Since the candidates are separated by only 0.159% of a percentage point, Florida’s automatic recount statute is triggered. Under Florida law (set forth below), amended following the 2000 election cycle, machine recounts will be ordered if the unofficial returns show the difference between two candidates is less than half a percent of the votes cast. If the machine tallies as a result of this initial recount find the difference is less than a quarter of a percent, a manual recount is conducted. Since the FL-13 race is well under a quarter of a percent, a manual recount is likely. The procedure for a manual recount requires officials to go back over the images of the electronic ballots where the machine didn’t register a choice for the race. If the machine shows “no vote” for the office in question, the officials apparently assume that voter meant to skip the race.

The outcome of the FL-13 congressional race now depends upon the impending manual machine recount and the results of the state audit. Results must be certified by Nov. 20.

Florida’s Automatic Machine Recount Law, F.S.A. § 102.141(6):

“(6) If the unofficial returns reflect that a candidate for any office was defeated or eliminated by one-half of a percent or less of the votes cast for such office, that a candidate for retention to a judicial office was retained or not retained by one-half of a percent or less of the votes cast on the question of retention, or that a measure appearing on the ballot was approved or rejected by one-half of a percent or less of the votes cast on such measure, the board responsible for certifying the results of the vote on such race or measure shall order a recount of the votes cast with respect to such office or measure. The Elections Canvassing Commission is the board responsible for ordering federal, state, and multicounty recounts. A recount need not be ordered with respect to the returns for any office, however, if the candidate or candidates defeated or eliminated from contention for such office by one-half of a percent or less of the votes cast for such office request in writing that a recount not be made.”

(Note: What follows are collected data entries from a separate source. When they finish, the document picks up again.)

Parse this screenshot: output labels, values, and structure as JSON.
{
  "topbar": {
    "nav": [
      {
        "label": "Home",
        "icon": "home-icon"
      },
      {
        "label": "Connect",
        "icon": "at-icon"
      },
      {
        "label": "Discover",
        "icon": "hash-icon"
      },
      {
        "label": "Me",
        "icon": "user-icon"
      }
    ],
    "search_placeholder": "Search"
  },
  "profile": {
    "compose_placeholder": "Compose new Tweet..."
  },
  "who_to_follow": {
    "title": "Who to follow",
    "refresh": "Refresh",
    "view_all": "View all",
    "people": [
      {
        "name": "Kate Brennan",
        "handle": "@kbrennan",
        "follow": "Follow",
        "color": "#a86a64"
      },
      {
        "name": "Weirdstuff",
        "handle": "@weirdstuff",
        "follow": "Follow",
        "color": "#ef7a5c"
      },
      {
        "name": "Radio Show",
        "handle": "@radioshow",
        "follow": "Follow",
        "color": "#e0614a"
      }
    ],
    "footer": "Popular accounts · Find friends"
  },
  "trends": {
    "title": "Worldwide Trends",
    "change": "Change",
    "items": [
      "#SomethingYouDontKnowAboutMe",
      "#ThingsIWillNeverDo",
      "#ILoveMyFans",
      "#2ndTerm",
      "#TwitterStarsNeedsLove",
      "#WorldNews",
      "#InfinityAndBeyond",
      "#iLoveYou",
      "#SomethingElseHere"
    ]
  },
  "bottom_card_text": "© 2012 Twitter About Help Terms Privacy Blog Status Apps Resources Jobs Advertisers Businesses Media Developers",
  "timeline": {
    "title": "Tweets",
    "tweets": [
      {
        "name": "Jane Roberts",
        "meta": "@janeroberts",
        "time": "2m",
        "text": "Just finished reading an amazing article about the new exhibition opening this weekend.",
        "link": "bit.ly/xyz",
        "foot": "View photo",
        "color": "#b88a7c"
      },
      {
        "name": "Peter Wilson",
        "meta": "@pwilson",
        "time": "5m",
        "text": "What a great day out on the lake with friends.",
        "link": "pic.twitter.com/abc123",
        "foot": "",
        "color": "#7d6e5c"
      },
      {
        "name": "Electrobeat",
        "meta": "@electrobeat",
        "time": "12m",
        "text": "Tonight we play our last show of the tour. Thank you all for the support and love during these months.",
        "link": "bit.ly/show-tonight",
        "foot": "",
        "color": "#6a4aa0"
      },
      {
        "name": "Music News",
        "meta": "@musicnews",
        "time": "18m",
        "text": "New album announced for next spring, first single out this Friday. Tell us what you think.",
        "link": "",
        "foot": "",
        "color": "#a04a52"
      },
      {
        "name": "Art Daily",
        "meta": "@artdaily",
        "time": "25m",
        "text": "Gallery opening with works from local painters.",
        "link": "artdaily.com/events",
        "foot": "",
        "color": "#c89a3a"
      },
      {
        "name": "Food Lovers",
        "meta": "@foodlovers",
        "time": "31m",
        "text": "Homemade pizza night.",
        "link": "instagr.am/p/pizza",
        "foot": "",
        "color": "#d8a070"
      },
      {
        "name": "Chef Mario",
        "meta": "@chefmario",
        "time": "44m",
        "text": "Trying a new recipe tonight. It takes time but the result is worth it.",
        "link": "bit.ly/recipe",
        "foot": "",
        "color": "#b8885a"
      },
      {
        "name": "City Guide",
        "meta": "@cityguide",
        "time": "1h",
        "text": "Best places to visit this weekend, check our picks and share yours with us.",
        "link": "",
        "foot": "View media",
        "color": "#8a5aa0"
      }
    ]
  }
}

Florida’s Automatic Manual Recount Law, F.S.A. § 102.166(1):

“(1) If the second set of unofficial returns pursuant to s. 102.141 indicates that a candidate for any office was defeated or eliminated by one-quarter of a percent or less of the votes cast for such office, that a candidate for retention to a judicial office was retained or not retained by one-quarter of a percent or less of the votes cast on the question of retention, or that a measure appearing on the ballot was approved or rejected by one-quarter of a percent or less of the votes cast on such measure, the board responsible for certifying the results of the vote on such race or measure shall order a manual recount of the overvotes and undervotes cast in the entire geographic jurisdiction of such office or ballot measure. A manual recount may not be ordered, however, if the number of overvotes, undervotes, and provisional ballots is fewer than the number of votes needed to change the outcome of the election.”